In the distant past, deep within the very first second after the start of the big bang, the vacuum state of the universe has had a higher energy than it has now. During the phase transitions that have occurred since then, this extra energy was converted into thermal radiation. It is conceivable that our current vacuum is still not the lowest vacuum possible. If that is the case, a transition to a lower vacuum state will be catastrophic: not only will it liberate enormous amounts of energy, it will also alter the very properties of the particles that make up all known forms of matter. Given this dramatic, if remote, possibility, it is worthwhile to ask under which conditions such a vacuum phase transition could be triggered.
Limits from Highest Energy Cosmic Rays
On Earth, the most energetic reactions between elementary particles take place in collisions between the highest energy cosmic rays and nucleons in the upper atmosphere. In the center of mass frame, such collisions can have energies up to 1 Pev. At present, these are far more energetic than the collisions that are produced in laboratory accelerators, where collisions barely exceed 1 TeV. However, in future generations of particle accelerators, energies beyond 1 PeV could be attained, later in this century. If so, such experiments would create conditions that have never before been achieved naturally on Earth. Would it be possible, in principle at least, that such experiments would threatened the vacuum as we know it?
It was this question that Martin Rees and I addressed in our paper:
- How stable is our vacuum? by Hut, P. & Rees, M.J., 1983, Nature 302, 508-509.
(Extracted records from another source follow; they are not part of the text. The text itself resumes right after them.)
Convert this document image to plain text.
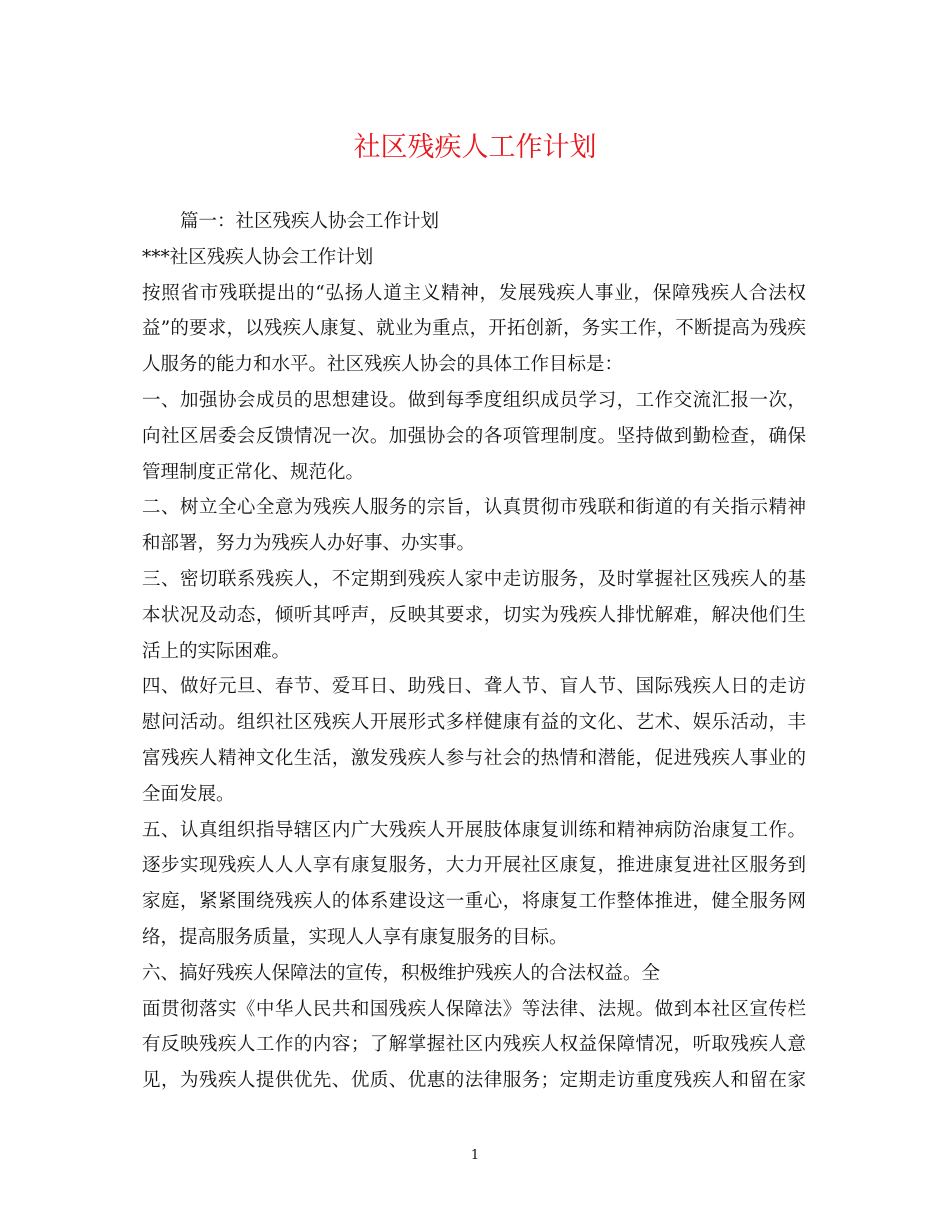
社区残疾人工作计划
篇一：社区残疾人协会工作计划
***社区残疾人协会工作计划
按照省市残联提出的“弘扬人道主义精神，发展残疾人事业，保障残疾人合法权
益”的要求，以残疾人康复、就业为重点，开拓创新，务实工作，不断提高为残疾
人服务的能力和水平。社区残疾人协会的具体工作目标是：
一、加强协会成员的思想建设。做到每季度组织成员学习，工作交流汇报一次，
向社区居委会反馈情况一次。加强协会的各项管理制度。坚持做到勤检查，确保
管理制度正常化、规范化。
二、树立全心全意为残疾人服务的宗旨，认真贯彻市残联和街道的有关指示精神
和部署，努力为残疾人办好事、办实事。
三、密切联系残疾人，不定期到残疾人家中走访服务，及时掌握社区残疾人的基
本状况及动态，倾听其呼声，反映其要求，切实为残疾人排忧解难，解决他们生
活上的实际困难。
四、做好元旦、春节、爱耳日、助残日、聋人节、盲人节、国际残疾人日的走访
慰问活动。组织社区残疾人开展形式多样健康有益的文化、艺术、娱乐活动，丰
富残疾人精神文化生活，激发残疾人参与社会的热情和潜能，促进残疾人事业的
全面发展。
五、认真组织指导辖区内广大残疾人开展肢体康复训练和精神病防治康复工作。
逐步实现残疾人人人享有康复服务，大力开展社区康复，推进康复进社区服务到
家庭，紧紧围绕残疾人的体系建设这一重心，将康复工作整体推进，健全服务网
络，提高服务质量，实现人人享有康复服务的目标。
六、搞好残疾人保障法的宣传，积极维护残疾人的合法权益。全
面贯彻落实《中华人民共和国残疾人保障法》等法律、法规。做到本社区宣传栏
有反映残疾人工作的内容；了解掌握社区内残疾人权益保障情况，听取残疾人意
见，为残疾人提供优先、优质、优惠的法律服务；定期走访重度残疾人和留在家
1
Our conclusion was that there was no need to worry: plenty of collisions between two of the highest energy cosmic ray particles have taken place in our past light cone, with energies up to 100 Eev (100,000 Pev).
Limits from Heaviest Cosmic Rays
Although our analysis made a convincing case against the possibility that elementary particles in accelerators could trigger a vacuum transition, it did not directly address what would happen in laboratories accelerating much more complex objects, such as heavy ions. I extended our analysis to this case, in the paper:
- Is It Safe to Disturb the Vacuum? by Hut, P., 1984, Invited Talk at Quark Matter '83, the Third International Conference on Ultra-Relativistic Nucleus-Nucleus Collisions, Brookhaven, NY, September 1983, ed. T.W. Ludlam and H. Wegner (Amsterdam: North Holland Publ.); in Nuclear Physics A418, 301c-311c.
My conclusion was that there was still no reason to worry, but that it would be interesting to probe the composition of the highest energy cosmic rays, in order to sharpen the limits even further.
Many years later, our results were quoted in a report commissioned by John Marburger, then Director of Brookhaven National Laboratories, to address various `disaster scenarios' that had been put forward, ours being one of them. See Review of Speculative ``Disaster Scenarios'' at RHIC, by Jaffe, R.L., Busza, W., Sandweiss, J., and Wilczek, F, 2000, Rev. Mod. Phys. 72, 1125-1140.
On a lighter note, around the same time physicist Gregory Benson published a science fiction story, Cosm (1999, Avon Eos), about the creation of a whole new universe through a vacuum phase transition triggered in a particle accelerator.